Politicians and other multiple farm owners are likely to lose land in the Government’s use it or lose it policy after revelations that some politicians were holding on to large tracts of land for speculative purposes.
It has also emerged that some of the politicians were using their political muscle to acquire farms using names of their children still in school and below majority age as well as their spouses.
Although Lands and Rural Resettlement Minister Dr Douglas Mombeshora said in a telephone interview on Wednesday that he was yet to receive reports of politicians owning more than one farm and not utilising them, he said such beneficiaries could lose the land to more serious and responsible people.
“I have not received any such complaints of politicians abusing their political power to have multiple farms at the expense of landless citizens. If such complaints are brought to my attention by the provinces I will do my investigations and act on the findings,” he said.
The minister added that it was the prerogative of the responsible provinces to ensure that their people get land and that no one no matter how powerful had two or more farms.
“It’s up to the provinces through their lands committees chaired by respective provincial ministers to allocate land equitably. If they encounter any problems they will tell me. I can’t be everywhere so I rely on them. If there are problems they feel they can’t solve, they are brought to my attention.

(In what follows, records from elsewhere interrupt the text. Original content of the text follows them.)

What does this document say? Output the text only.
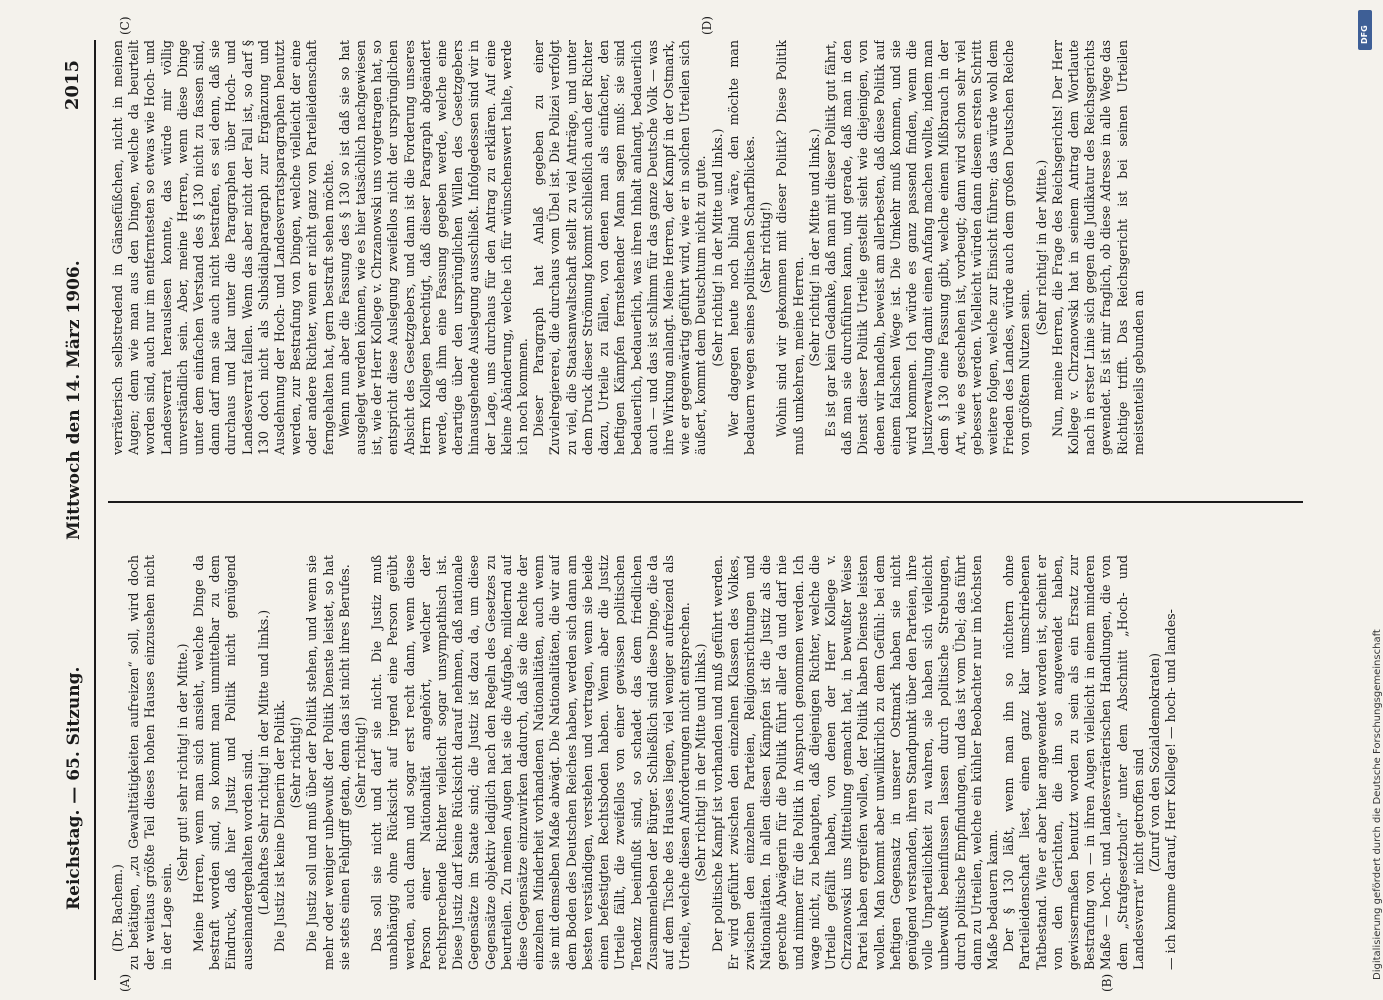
Reichstag. — 65. Sitzung.
Mittwoch den 14. März 1906.
2015
(A)	(B)
(C)	(D)

(Dr. Bachem.) zu betätigen, „zu Gewalttätigkeiten aufreizen“ soll, wird doch der weitaus größte Teil dieses hohen Hauses einzusehen nicht in der Lage sein.

(Sehr gut! sehr richtig! in der Mitte.) Meine Herren, wenn man sich ansieht, welche Dinge da bestraft worden sind, so kommt man unmittelbar zu dem Eindruck, daß hier Justiz und Politik nicht genügend auseinandergehalten worden sind. (Lebhaftes Sehr richtig! in der Mitte und links.) Die Justiz ist keine Dienerin der Politik. (Sehr richtig!) Die Justiz soll und muß über der Politik stehen, und wenn sie mehr oder weniger unbewußt der Politik Dienste leistet, so hat sie stets einen Fehlgriff getan, denn das ist nicht ihres Berufes. (Sehr richtig!) Das soll sie nicht und darf sie nicht. Die Justiz muß unabhängig ohne Rücksicht auf irgend eine Person geübt werden, auch dann und sogar erst recht dann, wenn diese Person einer Nationalität angehört, welcher der rechtsprechende Richter vielleicht sogar unsympathisch ist. Diese Justiz darf keine Rücksicht darauf nehmen, daß nationale Gegensätze im Staate sind; die Justiz ist dazu da, um diese Gegensätze objektiv lediglich nach den Regeln des Gesetzes zu beurteilen. Zu meinen Augen hat sie die Aufgabe, mildernd auf diese Gegensätze einzuwirken dadurch, daß sie die Rechte der einzelnen Minderheit vorhandenen Nationalitäten, auch wenn sie mit demselben Maße abwägt. Die Nationalitäten, die wir auf dem Boden des Deutschen Reiches haben, werden sich dann am besten verständigen, verstehen und vertragen, wenn sie beide einen befestigten Rechtsboden haben. Wenn aber die Justiz Urteile fällt, die zweifellos von einer gewissen politischen Tendenz beeinflußt sind, so schadet das dem friedlichen Zusammenleben der Bürger. Schließlich sind diese Dinge, die da auf dem Tische des Hauses liegen, viel weniger aufreizend als Urteile, welche diesen Anforderungen nicht entsprechen. (Sehr richtig! in der Mitte und links.) Der politische Kampf ist vorhanden und muß geführt werden. Er wird geführt zwischen den einzelnen Klassen des Volkes, zwischen den einzelnen Parteien, Religionsrichtungen und Nationalitäten. In allen diesen Kämpfen ist die Justiz als die gerechte Abwägerin für die Politik führt aller da und darf nie und nimmer für die Politik in Anspruch genommen werden. Ich wage nicht, zu behaupten, daß diejenigen Richter, welche die Urteile gefällt haben, von denen der Herr Kollege v. Chrzanowski uns Mitteilung gemacht hat, in bewußter Weise Partei haben ergreifen wollen, der Politik haben Dienste leisten wollen. Man kommt aber unwillkürlich zu dem Gefühl: bei dem heftigen Gegensatz in unserer Ostmark haben sie nicht genügend verstanden, ihren Standpunkt über den Parteien, ihre volle Unparteilichkeit zu wahren, sie haben sich vielleicht unbewußt beeinflussen lassen durch politische Strebungen, durch politische Empfindungen, und das ist vom Übel; das führt dann zu Urteilen, welche ein kühler Beobachter nur im höchsten Maße bedauern kann. Der § 130 läßt, wenn man ihn so nüchtern ohne Parteileidenschaft liest, einen ganz klar umschriebenen Tatbestand. Wie er aber hier angewendet worden ist, scheint er von den Gerichten, die ihn so angewendet haben, gewissermaßen benutzt worden zu sein als ein Ersatz zur Bestrafung von — in ihren Augen vielleicht in einem minderen Maße — hoch- und landesverräterischen Handlungen, die von dem „Strafgesetzbuch“ unter dem Abschnitt „Hoch- und Landesverrat“ nicht getroffen sind (Zuruf von den Sozialdemokraten) — ich komme darauf, Herr Kollege! — hoch- und landes-

verräterisch selbstredend in Gänsefüßchen, nicht in meinen Augen; denn wie man aus den Dingen, welche da beurteilt worden sind, auch nur im entferntesten so etwas wie Hoch- und Landesverrat herauslesen konnte, das würde mir völlig unverständlich sein. Aber, meine Herren, wenn diese Dinge unter dem einfachen Verstand des § 130 nicht zu fassen sind, dann darf man sie auch nicht bestrafen, es sei denn, daß sie durchaus und klar unter die Paragraphen über Hoch- und Landesverrat fallen. Wenn das aber nicht der Fall ist, so darf § 130 doch nicht als Subsidialparagraph zur Ergänzung und Ausdehnung der Hoch- und Landesverratsparagraphen benutzt werden, zur Bestrafung von Dingen, welche vielleicht der eine oder andere Richter, wenn er nicht ganz von Parteileidenschaft ferngehalten hat, gern bestraft sehen möchte. Wenn nun aber die Fassung des § 130 so ist daß sie so hat ausgelegt werden können, wie es hier tatsächlich nachgewiesen ist, wie der Herr Kollege v. Chrzanowski uns vorgetragen hat, so entspricht diese Auslegung zweifellos nicht der ursprünglichen Absicht des Gesetzgebers, und dann ist die Forderung unseres Herrn Kollegen berechtigt, daß dieser Paragraph abgeändert werde, daß ihm eine Fassung gegeben werde, welche eine derartige über den ursprünglichen Willen des Gesetzgebers hinausgehende Auslegung ausschließt. Infolgedessen sind wir in der Lage, uns durchaus für den Antrag zu erklären. Auf eine kleine Abänderung, welche ich für wünschenswert halte, werde ich noch kommen. Dieser Paragraph hat Anlaß gegeben zu einer Zuvielregiererei, die durchaus vom Übel ist. Die Polizei verfolgt zu viel, die Staatsanwaltschaft stellt zu viel Anträge, und unter dem Druck dieser Strömung kommt schließlich auch der Richter dazu, Urteile zu fällen, von denen man als einfacher, den heftigen Kämpfen fernstehender Mann sagen muß: sie sind bedauerlich, bedauerlich, was ihren Inhalt anlangt, bedauerlich auch — und das ist schlimm für das ganze Deutsche Volk — was ihre Wirkung anlangt. Meine Herren, der Kampf in der Ostmark, wie er gegenwärtig geführt wird, wie er in solchen Urteilen sich äußert, kommt dem Deutschtum nicht zu gute. (Sehr richtig! in der Mitte und links.) Wer dagegen heute noch blind wäre, den möchte man bedauern wegen seines politischen Scharfblickes. (Sehr richtig!) Wohin sind wir gekommen mit dieser Politik? Diese Politik muß umkehren, meine Herren. (Sehr richtig! in der Mitte und links.) Es ist gar kein Gedanke, daß man mit dieser Politik gut fährt, daß man sie durchführen kann, und gerade, daß man in den Dienst dieser Politik Urteile gestellt sieht wie diejenigen, von denen wir handeln, beweist am allerbesten, daß diese Politik auf einem falschen Wege ist. Die Umkehr muß kommen, und sie wird kommen. Ich würde es ganz passend finden, wenn die Justizverwaltung damit einen Anfang machen wollte, indem man dem § 130 eine Fassung gibt, welche einem Mißbrauch in der Art, wie es geschehen ist, vorbeugt; dann wird schon sehr viel gebessert werden. Vielleicht würden dann diesem ersten Schritt weitere folgen, welche zur Einsicht führen; das würde wohl dem Frieden des Landes, würde auch dem großen Deutschen Reiche von größtem Nutzen sein.

(Sehr richtig! in der Mitte.) Nun, meine Herren, die Frage des Reichsgerichts! Der Herr Kollege v. Chrzanowski hat in seinem Antrag dem Wortlaute nach in erster Linie sich gegen die Judikatur des Reichsgerichts gewendet. Es ist mir fraglich, ob diese Adresse in alle Wege das Richtige trifft. Das Reichsgericht ist bei seinen Urteilen meistenteils gebunden an

Digitalisierung gefördert durch die Deutsche Forschungsgemeinschaft
DFG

“So if the provinces are quiet, my assumption is that there are no major problems in the way they are allocating land,” he said.
A recent visit to Masvingo’s Mwenezi district by the Sunday News revealed that there were certain politicians and a moneyed clique that was holding on to land yet there was no structure on the said land.
Councillor Shongedzai Shoko of Ward 16 in Mwenezi said there were large tracts of land belonging to politicians in the province who have been allocated land elsewhere. He added that most of the politicians and a selected clique had plots in the Mateke area where they wanted to turn the plots into conservancies.
He said some of the politicians who were allocated A2 plots were last year leasing their farms for grazing to people in Beitbridge where they were paid with beasts because they had nothing themselves on the farms.
“There are certain politicians who have been allocated A2 plots when they have land especially in Chiredzi. Some of the land is lying idle and people are scared of the names and can’t do anything about it.
“Some have not constructed anything on the farms. This is grossly unfair because we have a lot of people who still want land but cannot get into those farms,” said Clr Shoko.
He urged Government to look into the issue saying the findings would be shocking.
Minister of State for Masvingo province Cde Kudakwashe Bhasikiti who chairs the provincial lands committee said he was going to find out although most of the politicians had since surrendered the land.
“Some of the names that are being mentioned have farms in Chiredzi and they can’t have two farms. I know for certain that Minister Mzembi (Walter) gave up the land in Mwenezi.
“As for Cde Chindanya (Jefta) I am convinced that the farm belongs to his son while Mai Mahofa (Shuvai) and Chief Charumbira (Fortune) have farms elsewhere in the province and can’t have two farms. I will check but I doubt it very much,” he said.
He added that if they found out that some of the politicians owned more than two farms they were going to take some of them and resettle landless people in the province.
Dr Mombeshora said he was not briefed of the land issue in Mwenezi when he visited the province during the relocation of Tokwe-Mukosi flood victims.
“I was in Masvingo. I went to Chingwizi in Mwenezi but I was never told of the land issues. If there are problems they will be brought to my attention by Cde Bhasikiti. For now I can’t comment further,” he said.
Government embarked on the land reform programme in the year 2000 after Britain reneged on the promise to compensate Zimbabwe for land.
The main objective of the programme was to correct the historical and colonial land imbalances that were perpetrated and perpetuated by the whites years after independence.
Most of the land was owned by a few whites while the black majority remained crammed in unproductive soils.